The Annex was built in 1887, the year after the fire. A souvenir edition of the Daily World in 1891 identifies a building developed by Benjamin Springer that was either the first or second in the city to be built of brick – the Leland Block. It decribes Springer (favourably) as developer of ‘a number of pretentious buildings’, one of which we already featured. We know that this site was owned by Ben Springer when he registered as a voter, and there’s an illustration of the building in the Daily World which is quite clearly the Leland Hotel Annex. It fits another identification – the first Springer-Van Bramer Block on Hastings Street, completed at the end of 1887 and described in a January 1888 edition of the Vancouver Herald as ‘Hastings Street opposite the Leland Hotel’. This was also the first building to be identified as designed by N S Hoffar, although he almost certainly designed others immediately after the fire as he was in the city early in 1886. (We think it’s possible that the Daily World was mistaken – there’s an even earlier, but much more modest brick building that we think was also developed by Springer and Van Bramer in 1886 on Cordova Street).

In a December 1888 edition of the Daily World it was described as the Springer and Van Bramer Building. “The block was finished in the early part of this year, and is occupied on the ground floor by Mr. W Skene, wholesale merchant, and the Miss Smith’s millinery establishment, the rooms above being rented as extra bedrooms by the enterprising proprietors of the Leland. The block has a 50 feet frontage and has a solid stone foundation, the main building being of brick, and adjoining the Innes Block. The total cost was about $14,000. Mr. N S Hoffar, architect.” Subsequently was illustrated in an 1890 Holiday supplement to the Vancouver Daily and Weekly World, where it was shown as being the home of Shannon & McLachlan’s real estate office.
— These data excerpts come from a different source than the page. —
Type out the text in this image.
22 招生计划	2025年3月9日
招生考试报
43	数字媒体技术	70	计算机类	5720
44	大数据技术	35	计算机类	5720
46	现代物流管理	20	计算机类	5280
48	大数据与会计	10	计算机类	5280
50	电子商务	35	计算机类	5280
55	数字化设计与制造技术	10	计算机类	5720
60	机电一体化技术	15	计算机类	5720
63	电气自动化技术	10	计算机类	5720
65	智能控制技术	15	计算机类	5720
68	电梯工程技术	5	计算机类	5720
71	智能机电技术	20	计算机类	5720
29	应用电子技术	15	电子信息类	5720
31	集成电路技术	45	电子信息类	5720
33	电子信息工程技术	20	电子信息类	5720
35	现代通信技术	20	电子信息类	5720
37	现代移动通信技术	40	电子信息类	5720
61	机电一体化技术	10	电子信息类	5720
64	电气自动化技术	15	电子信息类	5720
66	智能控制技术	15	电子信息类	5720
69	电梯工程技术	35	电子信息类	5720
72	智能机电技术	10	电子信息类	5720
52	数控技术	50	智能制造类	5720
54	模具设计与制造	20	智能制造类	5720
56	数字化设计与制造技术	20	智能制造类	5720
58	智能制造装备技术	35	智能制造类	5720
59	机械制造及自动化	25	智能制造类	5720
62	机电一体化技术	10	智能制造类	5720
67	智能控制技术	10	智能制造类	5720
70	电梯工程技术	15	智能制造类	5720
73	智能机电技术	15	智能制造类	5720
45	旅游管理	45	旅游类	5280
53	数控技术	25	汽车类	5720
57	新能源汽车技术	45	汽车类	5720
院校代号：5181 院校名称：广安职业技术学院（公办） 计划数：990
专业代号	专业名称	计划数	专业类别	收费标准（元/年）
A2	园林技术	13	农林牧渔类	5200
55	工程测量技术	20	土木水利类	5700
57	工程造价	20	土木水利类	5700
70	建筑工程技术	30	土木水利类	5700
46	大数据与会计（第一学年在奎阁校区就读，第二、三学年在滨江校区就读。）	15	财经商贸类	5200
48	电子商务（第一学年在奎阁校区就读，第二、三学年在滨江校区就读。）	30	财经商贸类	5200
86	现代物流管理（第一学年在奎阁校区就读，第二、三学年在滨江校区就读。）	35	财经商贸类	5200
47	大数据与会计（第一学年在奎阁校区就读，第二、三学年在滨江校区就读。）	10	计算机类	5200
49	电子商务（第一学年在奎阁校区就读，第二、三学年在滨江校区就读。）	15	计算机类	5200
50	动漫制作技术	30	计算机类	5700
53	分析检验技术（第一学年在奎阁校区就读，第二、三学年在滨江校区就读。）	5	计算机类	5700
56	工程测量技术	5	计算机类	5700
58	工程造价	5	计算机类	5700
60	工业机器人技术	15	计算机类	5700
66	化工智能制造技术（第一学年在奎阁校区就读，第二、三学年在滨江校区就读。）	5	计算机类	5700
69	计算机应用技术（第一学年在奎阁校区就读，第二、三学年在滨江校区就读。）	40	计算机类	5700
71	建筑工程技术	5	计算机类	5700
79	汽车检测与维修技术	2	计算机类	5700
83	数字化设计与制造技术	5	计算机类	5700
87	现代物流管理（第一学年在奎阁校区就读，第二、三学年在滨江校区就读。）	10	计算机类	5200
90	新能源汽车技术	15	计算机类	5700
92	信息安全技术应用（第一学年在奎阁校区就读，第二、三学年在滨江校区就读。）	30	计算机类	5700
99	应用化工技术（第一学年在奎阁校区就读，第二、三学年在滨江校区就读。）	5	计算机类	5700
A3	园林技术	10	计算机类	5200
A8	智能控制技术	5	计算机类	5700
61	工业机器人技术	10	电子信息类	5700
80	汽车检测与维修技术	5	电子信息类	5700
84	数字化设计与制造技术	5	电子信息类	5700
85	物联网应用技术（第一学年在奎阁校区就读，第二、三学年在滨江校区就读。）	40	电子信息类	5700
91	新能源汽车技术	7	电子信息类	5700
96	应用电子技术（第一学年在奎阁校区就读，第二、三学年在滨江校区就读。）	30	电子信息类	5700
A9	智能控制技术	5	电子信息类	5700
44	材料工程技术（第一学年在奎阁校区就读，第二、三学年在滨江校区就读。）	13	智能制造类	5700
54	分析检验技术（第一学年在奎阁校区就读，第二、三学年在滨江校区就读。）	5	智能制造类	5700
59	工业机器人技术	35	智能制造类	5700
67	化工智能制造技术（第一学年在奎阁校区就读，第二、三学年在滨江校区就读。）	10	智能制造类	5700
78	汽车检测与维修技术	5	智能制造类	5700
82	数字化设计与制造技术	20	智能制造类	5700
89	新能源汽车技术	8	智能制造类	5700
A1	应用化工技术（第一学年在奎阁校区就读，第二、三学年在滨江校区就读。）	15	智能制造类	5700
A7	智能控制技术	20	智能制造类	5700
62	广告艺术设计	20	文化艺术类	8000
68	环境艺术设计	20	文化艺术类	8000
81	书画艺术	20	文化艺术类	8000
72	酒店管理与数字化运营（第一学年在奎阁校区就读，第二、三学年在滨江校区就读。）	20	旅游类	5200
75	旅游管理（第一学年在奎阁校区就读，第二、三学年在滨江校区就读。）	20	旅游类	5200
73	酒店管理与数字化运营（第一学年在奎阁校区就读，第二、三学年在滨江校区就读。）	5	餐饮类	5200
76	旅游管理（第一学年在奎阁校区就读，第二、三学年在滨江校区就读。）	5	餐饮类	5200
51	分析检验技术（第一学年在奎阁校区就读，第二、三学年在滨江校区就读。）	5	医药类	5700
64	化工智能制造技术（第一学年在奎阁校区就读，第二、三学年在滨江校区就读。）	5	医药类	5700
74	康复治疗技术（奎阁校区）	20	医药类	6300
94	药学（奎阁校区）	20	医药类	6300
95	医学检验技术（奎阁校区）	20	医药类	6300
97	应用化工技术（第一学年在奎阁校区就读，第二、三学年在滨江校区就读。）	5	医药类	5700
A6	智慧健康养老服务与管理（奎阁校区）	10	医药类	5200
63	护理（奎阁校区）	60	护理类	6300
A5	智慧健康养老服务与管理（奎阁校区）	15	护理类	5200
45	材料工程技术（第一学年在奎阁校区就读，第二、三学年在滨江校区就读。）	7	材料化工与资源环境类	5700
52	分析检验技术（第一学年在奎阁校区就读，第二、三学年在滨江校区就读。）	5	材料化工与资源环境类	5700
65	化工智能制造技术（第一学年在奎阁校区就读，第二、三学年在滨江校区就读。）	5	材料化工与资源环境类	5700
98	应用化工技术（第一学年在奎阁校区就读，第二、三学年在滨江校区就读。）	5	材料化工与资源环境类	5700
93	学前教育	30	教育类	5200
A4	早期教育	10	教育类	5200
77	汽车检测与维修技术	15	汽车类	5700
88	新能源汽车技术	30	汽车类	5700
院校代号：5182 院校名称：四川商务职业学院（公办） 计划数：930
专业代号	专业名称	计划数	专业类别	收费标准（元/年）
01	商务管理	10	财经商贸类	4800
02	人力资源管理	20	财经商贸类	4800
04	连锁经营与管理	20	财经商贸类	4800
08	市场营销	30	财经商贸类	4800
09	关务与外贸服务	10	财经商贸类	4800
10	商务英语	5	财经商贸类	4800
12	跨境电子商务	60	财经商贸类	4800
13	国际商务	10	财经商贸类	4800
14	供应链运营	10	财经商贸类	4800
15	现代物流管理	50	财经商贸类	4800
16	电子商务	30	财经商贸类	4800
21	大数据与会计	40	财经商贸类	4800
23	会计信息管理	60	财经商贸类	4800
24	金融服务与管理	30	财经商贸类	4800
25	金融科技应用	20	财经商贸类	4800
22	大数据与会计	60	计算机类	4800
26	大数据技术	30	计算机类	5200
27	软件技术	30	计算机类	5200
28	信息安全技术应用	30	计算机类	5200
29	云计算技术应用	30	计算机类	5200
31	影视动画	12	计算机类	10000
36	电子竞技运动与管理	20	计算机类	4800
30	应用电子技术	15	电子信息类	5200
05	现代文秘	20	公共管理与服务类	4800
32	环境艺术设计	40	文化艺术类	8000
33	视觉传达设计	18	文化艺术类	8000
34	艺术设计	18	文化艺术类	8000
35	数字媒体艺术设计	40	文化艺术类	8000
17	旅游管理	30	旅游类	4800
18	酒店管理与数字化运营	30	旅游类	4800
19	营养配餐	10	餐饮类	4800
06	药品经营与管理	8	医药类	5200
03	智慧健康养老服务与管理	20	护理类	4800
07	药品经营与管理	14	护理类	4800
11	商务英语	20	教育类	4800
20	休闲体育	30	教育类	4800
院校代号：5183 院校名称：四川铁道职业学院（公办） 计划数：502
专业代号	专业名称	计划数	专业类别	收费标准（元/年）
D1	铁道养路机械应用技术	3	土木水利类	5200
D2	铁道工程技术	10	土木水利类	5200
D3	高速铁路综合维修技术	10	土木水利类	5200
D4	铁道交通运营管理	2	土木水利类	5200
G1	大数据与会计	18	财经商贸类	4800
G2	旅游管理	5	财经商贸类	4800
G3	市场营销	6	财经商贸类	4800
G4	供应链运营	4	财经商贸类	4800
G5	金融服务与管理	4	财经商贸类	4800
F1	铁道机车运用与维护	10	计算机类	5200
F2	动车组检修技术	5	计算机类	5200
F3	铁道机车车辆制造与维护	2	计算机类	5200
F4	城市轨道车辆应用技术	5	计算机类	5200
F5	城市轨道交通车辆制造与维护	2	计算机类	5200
623 windowLeland re-skinBy 1899 the Leland Hotel was run by William Hamilton, and the Annex was still across the street, as it was in 1906, when the Daily World announced “Madame Bayla, France’s most famous psychic palmist, has returned to Vancouver by special request and may be consulted from 1 to 9 p. m. every day at the Leland hotel annex, first floor. Everyone here knows about this wonderfully gifted woman. Her revelations border on the miraculous.” By 1908 Edward Stark’s shoes and E C Kilby’s furnishings were here, but there’s no mention of the upper floor use for the hotel, or the Leland on the other side of the street.

By 1927, when this image was taken, the building had become Famous Cloak and Suit Co; dressmakers, run by Isadore L Kostman. The manufacturing was taking place upstairs, as this detail of a seamstress working in the window of the top floor confirms. The 1927 directory offers us a suggestion of who might be working in the picture; while the company employed a sales staff of 25 or so, all of them women, Rosa Bell was the only seamstress recorded as working at Famous.

623 Hastings 2003In 1940 Famous occupied both this building and the adjacent Davis Chambers to the east, with a huge Art Deco shiny black sign. By 1943 the original N S Hoffar façade had been completely replaced with a simpler design with vertical window openings, (visible in an Archives picture from that year, above) and by 1974 the entire front of the building had been covered in pressed steel sheeting – a fate common to a number of Hastings buildings including part of the Army & Navy store. The stores in the building were still open in 2003, when we took this shot, but closed a few years later. This year the site was cleared, although so far there’s no application that we’re aware of to build a replacement, which sits on a block where two new office towers have recently been approved.